Npower is among the few suppliers that receive a great amount of negative reviews and comments on various online platforms because of issues in their services and customer experience. Here are a few notable cases that show what Npower customers have gone through while under Npower’s services.
A bar landlord had been battling Npower for several years for unpaid bills that he did not owe. For over four years, Npower has hounded the customer for debts despite his pub being supplied by another company.
Des Scicluna, lanlord of the The Mulberry Tree, engaged in a long-standing back-and-forth against Npower and their debt collection firm, PDP Management Services. He had politely informed both companies that Npower did not supply the pub’s gas or electric but they the firms still told him that they were sending bailiffs around if he does not settle his alleged debt.
Scicluna added that the firms kept hounding him for money and even walking into the cellar of his pub to inform him that they were cutting the power off if he doesn’t pay.
What made the alleged debt questionable is that the letters sent by Npower and PDP did not directly state the landlord’s or the pub’s name. The correspondence sent by both firms instead says “The occupier” on the correspondence.
Eventually, the Big Six supplier admitted to the error and stated that it would close the account immediately. However, PDP kept demanding payments from Scicluna, with one of the collections representative threatening the owner that he will access the pub’s private area to speak with him.
Scicluna expressed frustration over the situation saying that he missed spending holidays with his family as he had to stay in the pub because he was scared that bailiffs would have come in when he’s not around. He has since sent a notice to the firm that he will be seeking legal action if the issue persists despite his protests and Npower accepting fault.

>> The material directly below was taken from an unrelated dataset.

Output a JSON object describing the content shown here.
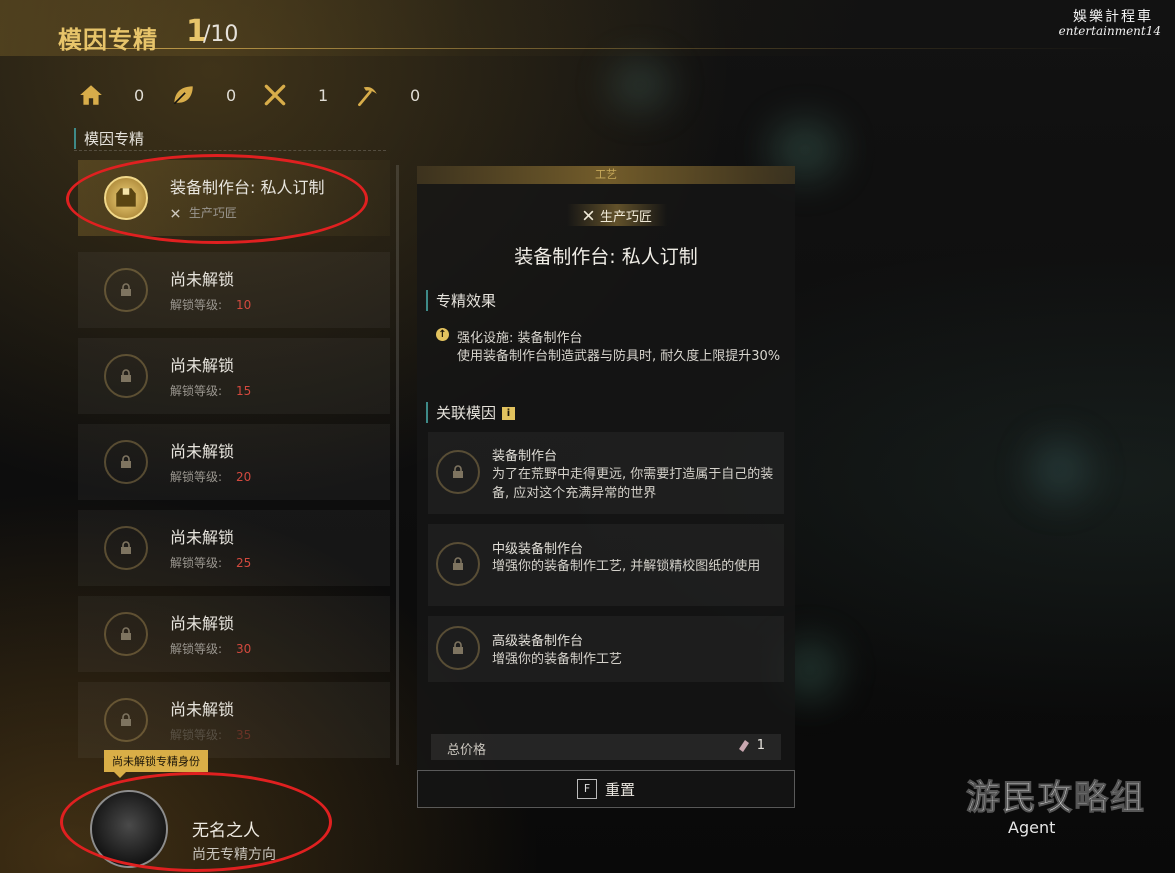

When Yvonne Abbott’s mother, Margaret Brenchley, passed away, her task as a daughter was to close accounts and putting up her late mother’s house on sale. However, she hit a wall with Npower when the they failed to return the electricity overpayment credit of £273.
Even after fifteen months since her mother’s death and a year after the estate was put on the market, the energy supplier has yet to return the money. The house has been sold but Npower continued delaying the credit payment.

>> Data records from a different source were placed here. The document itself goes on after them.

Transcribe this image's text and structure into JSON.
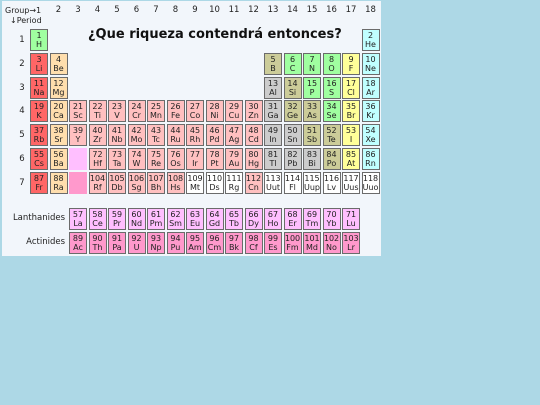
{
  "corner": {
    "group": "Group→1",
    "period": "↓Period"
  },
  "title": "¿Que riqueza contendrá entonces?",
  "group_numbers": [
    "2",
    "3",
    "4",
    "5",
    "6",
    "7",
    "8",
    "9",
    "10",
    "11",
    "12",
    "13",
    "14",
    "15",
    "16",
    "17",
    "18"
  ],
  "periods": [
    "1",
    "2",
    "3",
    "4",
    "5",
    "6",
    "7"
  ],
  "series_labels": {
    "lanthanides": "Lanthanides",
    "actinides": "Actinides"
  },
  "colors": {
    "alkali": "#ff6666",
    "alkaline": "#ffdead",
    "transition": "#ffc0c0",
    "post_transition": "#cccccc",
    "metalloid": "#cccc99",
    "nonmetal": "#a0ffa0",
    "halogen": "#ffff99",
    "noble": "#c0ffff",
    "lanthanide": "#ffbfff",
    "actinide": "#ff99cc",
    "placeholder": "#ffbfff",
    "placeholder_ac": "#ff99cc",
    "background": "#add8e6"
  },
  "elements": [
    {
      "z": "1",
      "s": "H",
      "cat": "nonmetal",
      "period": 1,
      "group": 1
    },
    {
      "z": "2",
      "s": "He",
      "cat": "noble",
      "period": 1,
      "group": 18
    },
    {
      "z": "3",
      "s": "Li",
      "cat": "alkali",
      "period": 2,
      "group": 1
    },
    {
      "z": "4",
      "s": "Be",
      "cat": "alkaline",
      "period": 2,
      "group": 2
    },
    {
      "z": "5",
      "s": "B",
      "cat": "metalloid",
      "period": 2,
      "group": 13
    },
    {
      "z": "6",
      "s": "C",
      "cat": "nonmetal",
      "period": 2,
      "group": 14
    },
    {
      "z": "7",
      "s": "N",
      "cat": "nonmetal",
      "period": 2,
      "group": 15
    },
    {
      "z": "8",
      "s": "O",
      "cat": "nonmetal",
      "period": 2,
      "group": 16
    },
    {
      "z": "9",
      "s": "F",
      "cat": "halogen",
      "period": 2,
      "group": 17
    },
    {
      "z": "10",
      "s": "Ne",
      "cat": "noble",
      "period": 2,
      "group": 18
    },
    {
      "z": "11",
      "s": "Na",
      "cat": "alkali",
      "period": 3,
      "group": 1
    },
    {
      "z": "12",
      "s": "Mg",
      "cat": "alkaline",
      "period": 3,
      "group": 2
    },
    {
      "z": "13",
      "s": "Al",
      "cat": "post_transition",
      "period": 3,
      "group": 13
    },
    {
      "z": "14",
      "s": "Si",
      "cat": "metalloid",
      "period": 3,
      "group": 14
    },
    {
      "z": "15",
      "s": "P",
      "cat": "nonmetal",
      "period": 3,
      "group": 15
    },
    {
      "z": "16",
      "s": "S",
      "cat": "nonmetal",
      "period": 3,
      "group": 16
    },
    {
      "z": "17",
      "s": "Cl",
      "cat": "halogen",
      "period": 3,
      "group": 17
    },
    {
      "z": "18",
      "s": "Ar",
      "cat": "noble",
      "period": 3,
      "group": 18
    },
    {
      "z": "19",
      "s": "K",
      "cat": "alkali",
      "period": 4,
      "group": 1
    },
    {
      "z": "20",
      "s": "Ca",
      "cat": "alkaline",
      "period": 4,
      "group": 2
    },
    {
      "z": "21",
      "s": "Sc",
      "cat": "transition",
      "period": 4,
      "group": 3
    },
    {
      "z": "22",
      "s": "Ti",
      "cat": "transition",
      "period": 4,
      "group": 4
    },
    {
      "z": "23",
      "s": "V",
      "cat": "transition",
      "period": 4,
      "group": 5
    },
    {
      "z": "24",
      "s": "Cr",
      "cat": "transition",
      "period": 4,
      "group": 6
    },
    {
      "z": "25",
      "s": "Mn",
      "cat": "transition",
      "period": 4,
      "group": 7
    },
    {
      "z": "26",
      "s": "Fe",
      "cat": "transition",
      "period": 4,
      "group": 8
    },
    {
      "z": "27",
      "s": "Co",
      "cat": "transition",
      "period": 4,
      "group": 9
    },
    {
      "z": "28",
      "s": "Ni",
      "cat": "transition",
      "period": 4,
      "group": 10
    },
    {
      "z": "29",
      "s": "Cu",
      "cat": "transition",
      "period": 4,
      "group": 11
    },
    {
      "z": "30",
      "s": "Zn",
      "cat": "transition",
      "period": 4,
      "group": 12
    },
    {
      "z": "31",
      "s": "Ga",
      "cat": "post_transition",
      "period": 4,
      "group": 13
    },
    {
      "z": "32",
      "s": "Ge",
      "cat": "metalloid",
      "period": 4,
      "group": 14
    },
    {
      "z": "33",
      "s": "As",
      "cat": "metalloid",
      "period": 4,
      "group": 15
    },
    {
      "z": "34",
      "s": "Se",
      "cat": "nonmetal",
      "period": 4,
      "group": 16
    },
    {
      "z": "35",
      "s": "Br",
      "cat": "halogen",
      "period": 4,
      "group": 17
    },
    {
      "z": "36",
      "s": "Kr",
      "cat": "noble",
      "period": 4,
      "group": 18
    },
    {
      "z": "37",
      "s": "Rb",
      "cat": "alkali",
      "period": 5,
      "group": 1
    },
    {
      "z": "38",
      "s": "Sr",
      "cat": "alkaline",
      "period": 5,
      "group": 2
    },
    {
      "z": "39",
      "s": "Y",
      "cat": "transition",
      "period": 5,
      "group": 3
    },
    {
      "z": "40",
      "s": "Zr",
      "cat": "transition",
      "period": 5,
      "group": 4
    },
    {
      "z": "41",
      "s": "Nb",
      "cat": "transition",
      "period": 5,
      "group": 5
    },
    {
      "z": "42",
      "s": "Mo",
      "cat": "transition",
      "period": 5,
      "group": 6
    },
    {
      "z": "43",
      "s": "Tc",
      "cat": "transition",
      "period": 5,
      "group": 7
    },
    {
      "z": "44",
      "s": "Ru",
      "cat": "transition",
      "period": 5,
      "group": 8
    },
    {
      "z": "45",
      "s": "Rh",
      "cat": "transition",
      "period": 5,
      "group": 9
    },
    {
      "z": "46",
      "s": "Pd",
      "cat": "transition",
      "period": 5,
      "group": 10
    },
    {
      "z": "47",
      "s": "Ag",
      "cat": "transition",
      "period": 5,
      "group": 11
    },
    {
      "z": "48",
      "s": "Cd",
      "cat": "transition",
      "period": 5,
      "group": 12
    },
    {
      "z": "49",
      "s": "In",
      "cat": "post_transition",
      "period": 5,
      "group": 13
    },
    {
      "z": "50",
      "s": "Sn",
      "cat": "post_transition",
      "period": 5,
      "group": 14
    },
    {
      "z": "51",
      "s": "Sb",
      "cat": "metalloid",
      "period": 5,
      "group": 15
    },
    {
      "z": "52",
      "s": "Te",
      "cat": "metalloid",
      "period": 5,
      "group": 16
    },
    {
      "z": "53",
      "s": "I",
      "cat": "halogen",
      "period": 5,
      "group": 17
    },
    {
      "z": "54",
      "s": "Xe",
      "cat": "noble",
      "period": 5,
      "group": 18
    },
    {
      "z": "55",
      "s": "Cs",
      "cat": "alkali",
      "period": 6,
      "group": 1
    },
    {
      "z": "56",
      "s": "Ba",
      "cat": "alkaline",
      "period": 6,
      "group": 2
    },
    {
      "z": "72",
      "s": "Hf",
      "cat": "transition",
      "period": 6,
      "group": 4
    },
    {
      "z": "73",
      "s": "Ta",
      "cat": "transition",
      "period": 6,
      "group": 5
    },
    {
      "z": "74",
      "s": "W",
      "cat": "transition",
      "period": 6,
      "group": 6
    },
    {
      "z": "75",
      "s": "Re",
      "cat": "transition",
      "period": 6,
      "group": 7
    },
    {
      "z": "76",
      "s": "Os",
      "cat": "transition",
      "period": 6,
      "group": 8
    },
    {
      "z": "77",
      "s": "Ir",
      "cat": "transition",
      "period": 6,
      "group": 9
    },
    {
      "z": "78",
      "s": "Pt",
      "cat": "transition",
      "period": 6,
      "group": 10
    },
    {
      "z": "79",
      "s": "Au",
      "cat": "transition",
      "period": 6,
      "group": 11
    },
    {
      "z": "80",
      "s": "Hg",
      "cat": "transition",
      "period": 6,
      "group": 12
    },
    {
      "z": "81",
      "s": "Tl",
      "cat": "post_transition",
      "period": 6,
      "group": 13
    },
    {
      "z": "82",
      "s": "Pb",
      "cat": "post_transition",
      "period": 6,
      "group": 14
    },
    {
      "z": "83",
      "s": "Bi",
      "cat": "post_transition",
      "period": 6,
      "group": 15
    },
    {
      "z": "84",
      "s": "Po",
      "cat": "metalloid",
      "period": 6,
      "group": 16
    },
    {
      "z": "85",
      "s": "At",
      "cat": "halogen",
      "period": 6,
      "group": 17
    },
    {
      "z": "86",
      "s": "Rn",
      "cat": "noble",
      "period": 6,
      "group": 18
    },
    {
      "z": "87",
      "s": "Fr",
      "cat": "alkali",
      "period": 7,
      "group": 1
    },
    {
      "z": "88",
      "s": "Ra",
      "cat": "alkaline",
      "period": 7,
      "group": 2
    },
    {
      "z": "104",
      "s": "Rf",
      "cat": "transition",
      "period": 7,
      "group": 4
    },
    {
      "z": "105",
      "s": "Db",
      "cat": "transition",
      "period": 7,
      "group": 5
    },
    {
      "z": "106",
      "s": "Sg",
      "cat": "transition",
      "period": 7,
      "group": 6
    },
    {
      "z": "107",
      "s": "Bh",
      "cat": "transition",
      "period": 7,
      "group": 7
    },
    {
      "z": "108",
      "s": "Hs",
      "cat": "transition",
      "period": 7,
      "group": 8
    },
    {
      "z": "109",
      "s": "Mt",
      "cat": "unknown",
      "period": 7,
      "group": 9
    },
    {
      "z": "110",
      "s": "Ds",
      "cat": "unknown",
      "period": 7,
      "group": 10
    },
    {
      "z": "111",
      "s": "Rg",
      "cat": "unknown",
      "period": 7,
      "group": 11
    },
    {
      "z": "112",
      "s": "Cn",
      "cat": "transition",
      "period": 7,
      "group": 12
    },
    {
      "z": "113",
      "s": "Uut",
      "cat": "unknown",
      "period": 7,
      "group": 13
    },
    {
      "z": "114",
      "s": "Fl",
      "cat": "unknown",
      "period": 7,
      "group": 14
    },
    {
      "z": "115",
      "s": "Uup",
      "cat": "unknown",
      "period": 7,
      "group": 15
    },
    {
      "z": "116",
      "s": "Lv",
      "cat": "unknown",
      "period": 7,
      "group": 16
    },
    {
      "z": "117",
      "s": "Uus",
      "cat": "unknown",
      "period": 7,
      "group": 17
    },
    {
      "z": "118",
      "s": "Uuo",
      "cat": "unknown",
      "period": 7,
      "group": 18
    }
  ],
  "lanthanides": [
    {
      "z": "57",
      "s": "La"
    },
    {
      "z": "58",
      "s": "Ce"
    },
    {
      "z": "59",
      "s": "Pr"
    },
    {
      "z": "60",
      "s": "Nd"
    },
    {
      "z": "61",
      "s": "Pm"
    },
    {
      "z": "62",
      "s": "Sm"
    },
    {
      "z": "63",
      "s": "Eu"
    },
    {
      "z": "64",
      "s": "Gd"
    },
    {
      "z": "65",
      "s": "Tb"
    },
    {
      "z": "66",
      "s": "Dy"
    },
    {
      "z": "67",
      "s": "Ho"
    },
    {
      "z": "68",
      "s": "Er"
    },
    {
      "z": "69",
      "s": "Tm"
    },
    {
      "z": "70",
      "s": "Yb"
    },
    {
      "z": "71",
      "s": "Lu"
    }
  ],
  "actinides": [
    {
      "z": "89",
      "s": "Ac"
    },
    {
      "z": "90",
      "s": "Th"
    },
    {
      "z": "91",
      "s": "Pa"
    },
    {
      "z": "92",
      "s": "U"
    },
    {
      "z": "93",
      "s": "Np"
    },
    {
      "z": "94",
      "s": "Pu"
    },
    {
      "z": "95",
      "s": "Am"
    },
    {
      "z": "96",
      "s": "Cm"
    },
    {
      "z": "97",
      "s": "Bk"
    },
    {
      "z": "98",
      "s": "Cf"
    },
    {
      "z": "99",
      "s": "Es"
    },
    {
      "z": "100",
      "s": "Fm"
    },
    {
      "z": "101",
      "s": "Md"
    },
    {
      "z": "102",
      "s": "No"
    },
    {
      "z": "103",
      "s": "Lr"
    }
  ]
}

This case is not unusual when dealing with suppliers, particularly Npower. There have been numerous horror stories about bereaved families meeting problems with closing accounts and claiming refunds, adding to their stress of losing a loved one.

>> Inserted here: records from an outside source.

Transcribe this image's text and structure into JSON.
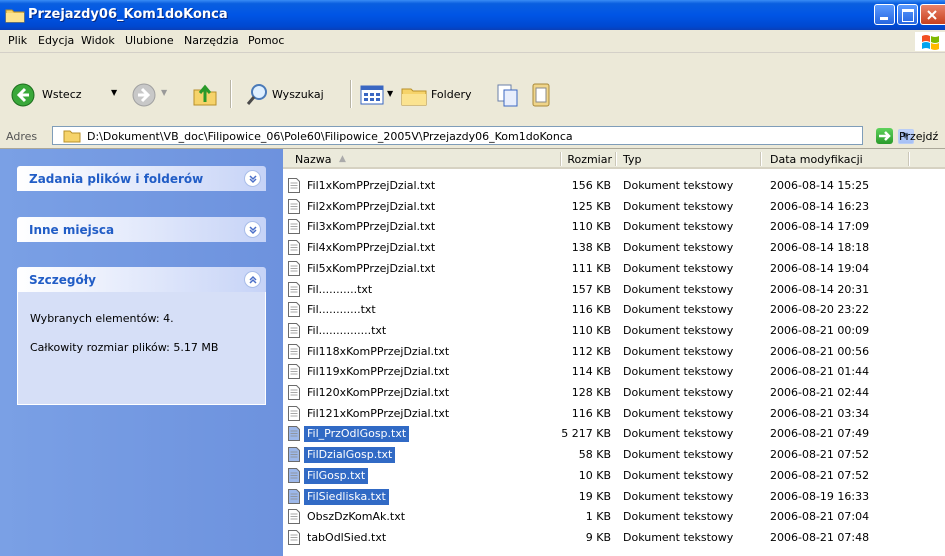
{
  "window": {
    "title": "Przejazdy06_Kom1doKonca"
  },
  "menu": [
    "Plik",
    "Edycja",
    "Widok",
    "Ulubione",
    "Narzędzia",
    "Pomoc"
  ],
  "toolbar": {
    "back": "Wstecz",
    "search": "Wyszukaj",
    "folders": "Foldery"
  },
  "address": {
    "label": "Adres",
    "path": "D:\\Dokument\\VB_doc\\Filipowice_06\\Pole60\\Filipowice_2005V\\Przejazdy06_Kom1doKonca",
    "go": "Przejdź"
  },
  "tasks": [
    {
      "title": "Zadania plików i folderów",
      "state": "collapsed"
    },
    {
      "title": "Inne miejsca",
      "state": "collapsed"
    },
    {
      "title": "Szczegóły",
      "state": "expanded",
      "lines": [
        "Wybranych elementów: 4.",
        "Całkowity rozmiar plików: 5.17 MB"
      ]
    }
  ],
  "columns": {
    "name": "Nazwa",
    "size": "Rozmiar",
    "type": "Typ",
    "date": "Data modyfikacji"
  },
  "files": [
    {
      "name": "Fil1xKomPPrzejDzial.txt",
      "size": "156 KB",
      "type": "Dokument tekstowy",
      "date": "2006-08-14 15:25",
      "selected": false
    },
    {
      "name": "Fil2xKomPPrzejDzial.txt",
      "size": "125 KB",
      "type": "Dokument tekstowy",
      "date": "2006-08-14 16:23",
      "selected": false
    },
    {
      "name": "Fil3xKomPPrzejDzial.txt",
      "size": "110 KB",
      "type": "Dokument tekstowy",
      "date": "2006-08-14 17:09",
      "selected": false
    },
    {
      "name": "Fil4xKomPPrzejDzial.txt",
      "size": "138 KB",
      "type": "Dokument tekstowy",
      "date": "2006-08-14 18:18",
      "selected": false
    },
    {
      "name": "Fil5xKomPPrzejDzial.txt",
      "size": "111 KB",
      "type": "Dokument tekstowy",
      "date": "2006-08-14 19:04",
      "selected": false
    },
    {
      "name": "Fil...........txt",
      "size": "157 KB",
      "type": "Dokument tekstowy",
      "date": "2006-08-14 20:31",
      "selected": false
    },
    {
      "name": "Fil............txt",
      "size": "116 KB",
      "type": "Dokument tekstowy",
      "date": "2006-08-20 23:22",
      "selected": false
    },
    {
      "name": "Fil...............txt",
      "size": "110 KB",
      "type": "Dokument tekstowy",
      "date": "2006-08-21 00:09",
      "selected": false
    },
    {
      "name": "Fil118xKomPPrzejDzial.txt",
      "size": "112 KB",
      "type": "Dokument tekstowy",
      "date": "2006-08-21 00:56",
      "selected": false
    },
    {
      "name": "Fil119xKomPPrzejDzial.txt",
      "size": "114 KB",
      "type": "Dokument tekstowy",
      "date": "2006-08-21 01:44",
      "selected": false
    },
    {
      "name": "Fil120xKomPPrzejDzial.txt",
      "size": "128 KB",
      "type": "Dokument tekstowy",
      "date": "2006-08-21 02:44",
      "selected": false
    },
    {
      "name": "Fil121xKomPPrzejDzial.txt",
      "size": "116 KB",
      "type": "Dokument tekstowy",
      "date": "2006-08-21 03:34",
      "selected": false
    },
    {
      "name": "Fil_PrzOdlGosp.txt",
      "size": "5 217 KB",
      "type": "Dokument tekstowy",
      "date": "2006-08-21 07:49",
      "selected": true
    },
    {
      "name": "FilDzialGosp.txt",
      "size": "58 KB",
      "type": "Dokument tekstowy",
      "date": "2006-08-21 07:52",
      "selected": true
    },
    {
      "name": "FilGosp.txt",
      "size": "10 KB",
      "type": "Dokument tekstowy",
      "date": "2006-08-21 07:52",
      "selected": true
    },
    {
      "name": "FilSiedliska.txt",
      "size": "19 KB",
      "type": "Dokument tekstowy",
      "date": "2006-08-19 16:33",
      "selected": true
    },
    {
      "name": "ObszDzKomAk.txt",
      "size": "1 KB",
      "type": "Dokument tekstowy",
      "date": "2006-08-21 07:04",
      "selected": false
    },
    {
      "name": "tabOdlSied.txt",
      "size": "9 KB",
      "type": "Dokument tekstowy",
      "date": "2006-08-21 07:48",
      "selected": false
    }
  ]
}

A spokesperson from Npower has since apologized to the departed’s family and compensated Mrs. Abbot with a £100 cheque and a full refund of the overpayment.
A customer with username ‘DedupNpowercustomer’ took to Moneysavingexpert.com forums to air his frustrations with Npower for failing to send them a bill despite their efforts of sending a meter reading and ringing the firm regarding the situation.
The customer was supposed to receive the bill by November, but even after raising a complaint with Npower, they still did not receive a statement. They even advised the firm that their direct debit amount would be enough to cover their average usage, but was not given any bills despite handing over all information needed to create one for them.
The billing problem has put a lot of worry and stress on the customer, particularly since they fear that the next statement would reflect mistakes and they will be asked to pay more than what they should. The customer was disappointed at Npower’s inaction and the real possibility that they might be shocked with debt on their next statement.
This case could be similar to the firm’s internal billing error, wherein one-fifth of their 5.4 million customers in 2013 were affected. More than 120,000 more complaints were filed during this time, as a million customers failed to receive their bills for months.
The sharp increase in Npower complaints could be attributed to customers who were sent significant back-payment demands even when they have up-to-date payments.
Npower’s history of billing problems has caused the firm to pay £1 million to Ofgem’s voluntary redress fund and they have been ordered to compensate the customers who were directly affected by the billing issues.
Fast forward years later and Npower still receives negative reviews and comments which is a clear indication of what the energy supplier’s billing and customer service departments are recently doing (or not doing).